According to reports, the artist has reportedly been eager to visit the country in recent days. The reasoning behind the potential trip is to visit the family of his new wife Bianca Censori who grew up in Melbourne. This has sparked conversation among members of the government who have suggested that Ye would be denied entry due to his recent antisemitic comments. 

“People like that who’ve applied for visas to get into Australia in the past have been rejected,” Minister for Education Jason Clare said in an interview with local network Channel Nine. “I expect that if he does apply he would have to go through the same process and answer the same questions that they did.”
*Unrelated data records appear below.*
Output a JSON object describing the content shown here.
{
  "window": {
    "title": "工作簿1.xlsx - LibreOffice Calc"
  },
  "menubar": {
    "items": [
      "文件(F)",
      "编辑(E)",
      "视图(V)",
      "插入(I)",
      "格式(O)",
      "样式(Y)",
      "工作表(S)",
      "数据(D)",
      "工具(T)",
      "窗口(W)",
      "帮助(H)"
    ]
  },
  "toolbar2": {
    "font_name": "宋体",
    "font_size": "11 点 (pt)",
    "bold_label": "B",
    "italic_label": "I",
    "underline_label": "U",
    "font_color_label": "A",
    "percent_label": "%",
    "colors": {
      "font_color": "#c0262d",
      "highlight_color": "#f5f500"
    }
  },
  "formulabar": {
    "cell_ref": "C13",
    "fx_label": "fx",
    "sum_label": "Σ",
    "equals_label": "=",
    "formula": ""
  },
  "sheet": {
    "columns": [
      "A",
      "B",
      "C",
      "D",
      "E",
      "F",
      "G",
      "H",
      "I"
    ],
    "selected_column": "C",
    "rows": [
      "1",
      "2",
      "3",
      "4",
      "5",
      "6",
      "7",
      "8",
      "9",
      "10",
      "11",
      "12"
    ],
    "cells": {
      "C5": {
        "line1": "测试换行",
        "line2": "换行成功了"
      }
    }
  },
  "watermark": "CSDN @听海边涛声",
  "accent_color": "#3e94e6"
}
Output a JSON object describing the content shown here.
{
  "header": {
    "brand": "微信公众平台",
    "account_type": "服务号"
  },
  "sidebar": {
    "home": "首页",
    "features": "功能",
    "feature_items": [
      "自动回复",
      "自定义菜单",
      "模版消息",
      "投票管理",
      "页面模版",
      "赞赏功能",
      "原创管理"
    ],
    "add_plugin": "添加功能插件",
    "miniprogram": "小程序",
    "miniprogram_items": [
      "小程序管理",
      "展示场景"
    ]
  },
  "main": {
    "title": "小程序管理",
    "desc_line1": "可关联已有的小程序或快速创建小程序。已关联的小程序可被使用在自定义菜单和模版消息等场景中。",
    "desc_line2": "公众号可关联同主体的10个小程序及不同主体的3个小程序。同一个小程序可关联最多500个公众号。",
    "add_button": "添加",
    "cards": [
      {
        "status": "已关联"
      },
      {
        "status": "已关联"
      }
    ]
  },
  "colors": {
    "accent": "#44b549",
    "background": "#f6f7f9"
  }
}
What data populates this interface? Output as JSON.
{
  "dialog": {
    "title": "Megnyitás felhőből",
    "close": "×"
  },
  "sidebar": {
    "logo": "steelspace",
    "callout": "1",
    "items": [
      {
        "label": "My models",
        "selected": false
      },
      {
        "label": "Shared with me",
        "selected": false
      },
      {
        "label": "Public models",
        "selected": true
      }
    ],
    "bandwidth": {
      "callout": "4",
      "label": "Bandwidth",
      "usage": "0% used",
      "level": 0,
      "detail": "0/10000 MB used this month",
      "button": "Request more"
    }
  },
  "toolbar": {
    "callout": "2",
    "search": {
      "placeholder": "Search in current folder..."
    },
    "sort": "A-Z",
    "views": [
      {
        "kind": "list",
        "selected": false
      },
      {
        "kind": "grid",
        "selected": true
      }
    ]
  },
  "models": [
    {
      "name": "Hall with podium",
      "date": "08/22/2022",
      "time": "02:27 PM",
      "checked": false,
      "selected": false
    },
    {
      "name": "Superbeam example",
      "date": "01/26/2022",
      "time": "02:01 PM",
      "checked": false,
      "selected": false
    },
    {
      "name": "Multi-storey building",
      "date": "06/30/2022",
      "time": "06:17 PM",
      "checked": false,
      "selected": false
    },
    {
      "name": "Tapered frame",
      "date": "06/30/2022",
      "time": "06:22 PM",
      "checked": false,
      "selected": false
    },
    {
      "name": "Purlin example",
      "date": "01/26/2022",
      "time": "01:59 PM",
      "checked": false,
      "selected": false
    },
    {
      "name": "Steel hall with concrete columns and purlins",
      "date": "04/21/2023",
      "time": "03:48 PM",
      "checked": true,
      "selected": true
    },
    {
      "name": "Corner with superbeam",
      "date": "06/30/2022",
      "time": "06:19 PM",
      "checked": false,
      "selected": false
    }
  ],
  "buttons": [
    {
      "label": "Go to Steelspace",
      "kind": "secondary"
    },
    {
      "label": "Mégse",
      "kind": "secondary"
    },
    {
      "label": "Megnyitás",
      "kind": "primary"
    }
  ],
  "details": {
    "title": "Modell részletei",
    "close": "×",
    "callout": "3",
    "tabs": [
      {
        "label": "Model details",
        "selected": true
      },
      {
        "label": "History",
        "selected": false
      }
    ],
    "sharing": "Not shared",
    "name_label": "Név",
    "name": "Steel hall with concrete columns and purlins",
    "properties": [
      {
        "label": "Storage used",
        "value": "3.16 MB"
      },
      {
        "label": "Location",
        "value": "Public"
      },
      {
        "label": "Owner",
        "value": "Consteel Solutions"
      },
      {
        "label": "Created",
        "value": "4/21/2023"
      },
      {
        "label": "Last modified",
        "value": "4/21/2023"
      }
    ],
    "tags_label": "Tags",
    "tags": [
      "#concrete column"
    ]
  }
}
This was echoed by opposition leader Peter Dutton, who had been minister of immigration under the previous government. “His anti-Semitic comments are disgraceful, his conduct [and] his behavior are appalling,” Dutton told 3AW radio. “He’s not a person of good character and the minister has the ability to stop somebody coming into our country of bad character.”

Peter Wertheim, co-chief executive officer of the Executive Council of Australian Jewry, met with the rest of the council members Tuesday (Jan. 24) to issue in writing their argument that they are opposed to Ye visiting. “We had a sympathetic hearing,” Wertheim said to reporters. “We’ve made the case that this particular individual does not meet the character test and that it would be in the national interest not to grant him a visa and we set out our reasons in some detail in that letter.”

There is precedent for Ye to be denied a visa by the Australian government over his comments and behavior, which falls under the purview of “good character.” Far-right figures have been denied visas, such as Proud Boys founder Gavin McInnes who was banned in 2018 after a public outcry including a petition signed by 81,000 people. According to the Australian Citizenship Policy and the Migrant Act of 1958, “good character” is defined as behaving in an ethical manner and by the rules of the nation’s society once a visitor arrives and during their stay.